En momentos en que Europa ya no puede ser, ni aunque quiera, el modelo de otrora para aquellas regiones que la exceden en su geografía; mientras el Euro tambalea al sonido de Zorba y los ex socios del soviet devalúan para capear la tormenta; mientras Alemania toma medidas unilaterales ante la queja francesa, Italia se revuelca en las bacanales de su mandatario, España y Portugal pasan la gorra pidiendo auxilio y los irlandeses tienen hipotecado el futuro, Turquía aparece como el modelo a seguir por lo menos para los regímenes del Magreb árabe-africano-islámico.
Una nación que hizo posible el hecho de hacerse ver al mismo tiempo como musulmana, democrática y próspera, y que incluso logró tener una política exterior propia no sometida a los dictados de Occidente. Capaz de plantarse ante los EEUU y ofrecer una salida al programa nuclear iraní, pese a competir directamente con éstos en la influencia regional. Y donde, sin desconocer su pasado autoritario y violento, se presenta a sí misma como un país estable, independiente, sin pudor a la hora de señalar con el dedo el doble rasero con el que se maneja el mundo en temas como Israel, los Derechos Humanos, la proliferación nuclear o los europeos con la inmigración.
País raro esta Turquía, asiática por donde la mire pero con pretensiones europeas, que renegó de su escritura para adoptar la greco romana, que copió su Código Civil del modelo de Suiza, que redactó un Código de Comercio casi igual al alemán, que extrajo su Código Penal del Derecho italiano. Que pretendió que su sociedad, mayoritariamente islámica, se acomodara a esos parámetros jurídicos válidos para los suizos (calvinistas), los alemanes (luteranos) y los italianos (católicos).
Por siglos fue paradigma del lujo y los placeres, no lejos de cierta brutalidad.
Odaliscas y cimitarras fueron sus emblemas. Imperio tremebundo que aterró a la cristiandad (y a sus vecinos teóricamente hermanos en la fe), después de cinco largos siglos, las paradojas de la política la encontraron aliada de Inglaterra. Por esas vueltas de Allah se transformó en soporte invalorable para los intereses occidentales en el convulsionado Levante. Ahora, atravesando la historia reciente, sale de la elección fortalecida, más allá de internas que continúan y quizás continuarán toda la vida porque eso “es” en el fondo Turquía, representada objetivamente por el inmenso Bazar donde se pueden encontrar bolsas de azafrán junto a cajones con esmeraldas.
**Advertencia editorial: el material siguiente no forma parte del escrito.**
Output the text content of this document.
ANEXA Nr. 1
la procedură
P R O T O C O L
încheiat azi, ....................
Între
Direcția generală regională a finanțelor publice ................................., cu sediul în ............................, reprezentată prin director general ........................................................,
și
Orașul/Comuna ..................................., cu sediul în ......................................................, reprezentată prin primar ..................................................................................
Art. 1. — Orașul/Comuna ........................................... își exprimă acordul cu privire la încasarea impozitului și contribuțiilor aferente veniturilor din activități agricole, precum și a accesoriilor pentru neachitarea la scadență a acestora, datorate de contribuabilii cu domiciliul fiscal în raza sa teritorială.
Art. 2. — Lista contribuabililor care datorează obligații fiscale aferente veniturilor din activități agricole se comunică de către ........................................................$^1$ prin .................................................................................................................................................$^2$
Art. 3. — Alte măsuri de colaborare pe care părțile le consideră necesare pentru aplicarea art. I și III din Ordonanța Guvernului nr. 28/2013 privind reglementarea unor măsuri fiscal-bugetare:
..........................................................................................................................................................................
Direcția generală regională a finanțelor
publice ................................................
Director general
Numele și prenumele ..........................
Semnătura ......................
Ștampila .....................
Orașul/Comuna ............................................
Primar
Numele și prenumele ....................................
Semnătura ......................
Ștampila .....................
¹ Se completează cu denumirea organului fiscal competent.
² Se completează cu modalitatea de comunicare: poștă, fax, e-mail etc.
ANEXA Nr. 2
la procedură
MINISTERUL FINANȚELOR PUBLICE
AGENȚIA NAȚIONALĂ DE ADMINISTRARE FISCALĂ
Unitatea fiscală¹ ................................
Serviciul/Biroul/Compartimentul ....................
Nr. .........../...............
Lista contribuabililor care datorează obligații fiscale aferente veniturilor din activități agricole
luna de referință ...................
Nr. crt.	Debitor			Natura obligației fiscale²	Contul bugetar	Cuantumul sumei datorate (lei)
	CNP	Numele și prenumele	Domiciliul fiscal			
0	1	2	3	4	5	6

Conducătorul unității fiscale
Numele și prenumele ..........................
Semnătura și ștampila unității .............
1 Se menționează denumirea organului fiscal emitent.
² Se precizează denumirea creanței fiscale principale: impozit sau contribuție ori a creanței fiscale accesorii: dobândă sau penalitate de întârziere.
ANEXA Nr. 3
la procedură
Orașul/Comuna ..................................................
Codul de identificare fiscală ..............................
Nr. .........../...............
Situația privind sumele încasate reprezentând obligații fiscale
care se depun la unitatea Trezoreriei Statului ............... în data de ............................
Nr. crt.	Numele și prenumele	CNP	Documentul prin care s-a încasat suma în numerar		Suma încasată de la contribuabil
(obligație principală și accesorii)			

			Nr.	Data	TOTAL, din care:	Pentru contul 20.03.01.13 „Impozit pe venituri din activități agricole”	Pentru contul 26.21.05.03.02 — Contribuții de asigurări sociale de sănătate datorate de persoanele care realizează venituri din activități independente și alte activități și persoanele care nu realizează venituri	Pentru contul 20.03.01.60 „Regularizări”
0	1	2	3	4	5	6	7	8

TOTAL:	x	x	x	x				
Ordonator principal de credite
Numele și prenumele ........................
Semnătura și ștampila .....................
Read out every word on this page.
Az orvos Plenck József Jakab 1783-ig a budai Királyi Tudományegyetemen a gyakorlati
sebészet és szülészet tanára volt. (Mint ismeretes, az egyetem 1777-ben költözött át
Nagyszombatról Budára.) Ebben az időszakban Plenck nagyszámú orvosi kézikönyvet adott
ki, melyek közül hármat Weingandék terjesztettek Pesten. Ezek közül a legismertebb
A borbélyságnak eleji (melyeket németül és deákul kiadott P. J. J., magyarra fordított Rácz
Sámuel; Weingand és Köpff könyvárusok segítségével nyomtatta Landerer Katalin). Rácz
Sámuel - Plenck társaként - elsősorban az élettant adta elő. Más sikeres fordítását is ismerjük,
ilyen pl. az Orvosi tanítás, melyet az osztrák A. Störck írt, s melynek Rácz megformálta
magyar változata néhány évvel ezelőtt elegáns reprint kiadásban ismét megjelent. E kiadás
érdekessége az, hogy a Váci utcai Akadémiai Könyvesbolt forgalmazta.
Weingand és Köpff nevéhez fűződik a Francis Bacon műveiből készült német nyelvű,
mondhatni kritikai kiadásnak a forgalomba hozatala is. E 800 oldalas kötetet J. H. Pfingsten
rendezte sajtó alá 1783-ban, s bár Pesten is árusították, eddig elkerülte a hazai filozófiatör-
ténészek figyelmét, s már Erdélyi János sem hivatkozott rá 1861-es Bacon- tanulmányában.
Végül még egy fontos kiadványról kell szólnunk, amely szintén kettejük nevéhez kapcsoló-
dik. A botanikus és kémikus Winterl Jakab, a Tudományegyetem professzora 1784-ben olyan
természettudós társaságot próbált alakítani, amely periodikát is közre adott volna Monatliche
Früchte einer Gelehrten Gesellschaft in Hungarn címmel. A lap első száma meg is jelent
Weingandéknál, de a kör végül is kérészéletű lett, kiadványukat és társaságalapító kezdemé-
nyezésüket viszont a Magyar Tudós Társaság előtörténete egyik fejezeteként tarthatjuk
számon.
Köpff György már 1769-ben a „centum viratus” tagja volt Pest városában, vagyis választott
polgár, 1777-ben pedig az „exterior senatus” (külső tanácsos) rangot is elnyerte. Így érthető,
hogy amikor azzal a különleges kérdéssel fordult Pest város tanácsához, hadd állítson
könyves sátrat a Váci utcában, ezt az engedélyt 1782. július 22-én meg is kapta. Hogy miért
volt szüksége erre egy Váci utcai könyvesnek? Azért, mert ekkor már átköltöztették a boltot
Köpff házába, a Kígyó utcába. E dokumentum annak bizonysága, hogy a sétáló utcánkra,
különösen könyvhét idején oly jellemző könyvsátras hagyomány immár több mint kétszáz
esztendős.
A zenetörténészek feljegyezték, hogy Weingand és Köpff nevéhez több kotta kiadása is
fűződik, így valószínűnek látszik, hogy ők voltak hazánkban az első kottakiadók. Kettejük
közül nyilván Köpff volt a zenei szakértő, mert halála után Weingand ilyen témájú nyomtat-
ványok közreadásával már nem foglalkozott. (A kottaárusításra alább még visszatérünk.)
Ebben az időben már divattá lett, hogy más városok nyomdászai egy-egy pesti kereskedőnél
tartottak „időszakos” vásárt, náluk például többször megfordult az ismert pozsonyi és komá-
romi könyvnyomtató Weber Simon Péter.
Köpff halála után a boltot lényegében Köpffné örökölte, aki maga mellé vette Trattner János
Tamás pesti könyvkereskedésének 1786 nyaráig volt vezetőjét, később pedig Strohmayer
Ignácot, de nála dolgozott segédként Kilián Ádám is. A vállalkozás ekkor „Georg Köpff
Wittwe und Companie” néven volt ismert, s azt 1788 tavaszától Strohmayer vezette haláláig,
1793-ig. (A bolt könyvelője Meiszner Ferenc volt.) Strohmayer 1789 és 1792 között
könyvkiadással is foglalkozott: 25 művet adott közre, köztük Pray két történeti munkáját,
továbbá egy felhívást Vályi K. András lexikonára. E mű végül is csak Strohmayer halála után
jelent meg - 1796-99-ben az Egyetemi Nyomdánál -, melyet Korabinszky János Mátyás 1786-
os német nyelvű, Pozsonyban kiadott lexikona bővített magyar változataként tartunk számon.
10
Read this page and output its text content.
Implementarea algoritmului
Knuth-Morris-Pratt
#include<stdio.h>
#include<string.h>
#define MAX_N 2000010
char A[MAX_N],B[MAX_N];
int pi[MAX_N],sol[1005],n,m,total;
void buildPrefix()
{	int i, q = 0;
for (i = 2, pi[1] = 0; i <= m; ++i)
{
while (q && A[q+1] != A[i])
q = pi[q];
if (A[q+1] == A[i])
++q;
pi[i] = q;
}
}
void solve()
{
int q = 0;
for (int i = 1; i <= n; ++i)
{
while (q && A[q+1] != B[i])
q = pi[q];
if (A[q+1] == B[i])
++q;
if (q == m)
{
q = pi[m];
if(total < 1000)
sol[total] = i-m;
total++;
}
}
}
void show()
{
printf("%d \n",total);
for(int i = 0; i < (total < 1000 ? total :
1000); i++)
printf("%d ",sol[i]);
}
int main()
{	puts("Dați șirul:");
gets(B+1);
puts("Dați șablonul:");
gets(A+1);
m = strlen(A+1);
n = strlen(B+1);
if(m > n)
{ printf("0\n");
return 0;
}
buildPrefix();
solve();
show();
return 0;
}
La instancia electoral fue más tranquila de lo que los pronósticos auguraban, habida cuenta de lo complicada que está la región. Próxima a Irán, con quien tanto se avanza como se retrocede porque la desconfianza es mutua; frontera con una Siria que revienta por los cuatro costados; cercada por las noticias de levantamientos juveniles (y ya no tanto) muy cercanos, puede decirse que era lógico que algunos auguraran dificultades en los días previos y durante la elección. Nada de eso ocurrió. Es más, hasta casi puede decirse que en el fondo quedaron todos contentos empezando por su premier, Recep Erdogan, que ha logrado un tercer triunfo consecutivo e indiscutible, no empañado ni siquiera por acusaciones de fraude. Al estilo de lo que lograron Margaret Thatcher en el Reino Unido o Helmut Köhl en Alemania, tres victorias en sendas elecciones (¿cómo era eso de que la re-re-reelección es propio de “dictadores”?).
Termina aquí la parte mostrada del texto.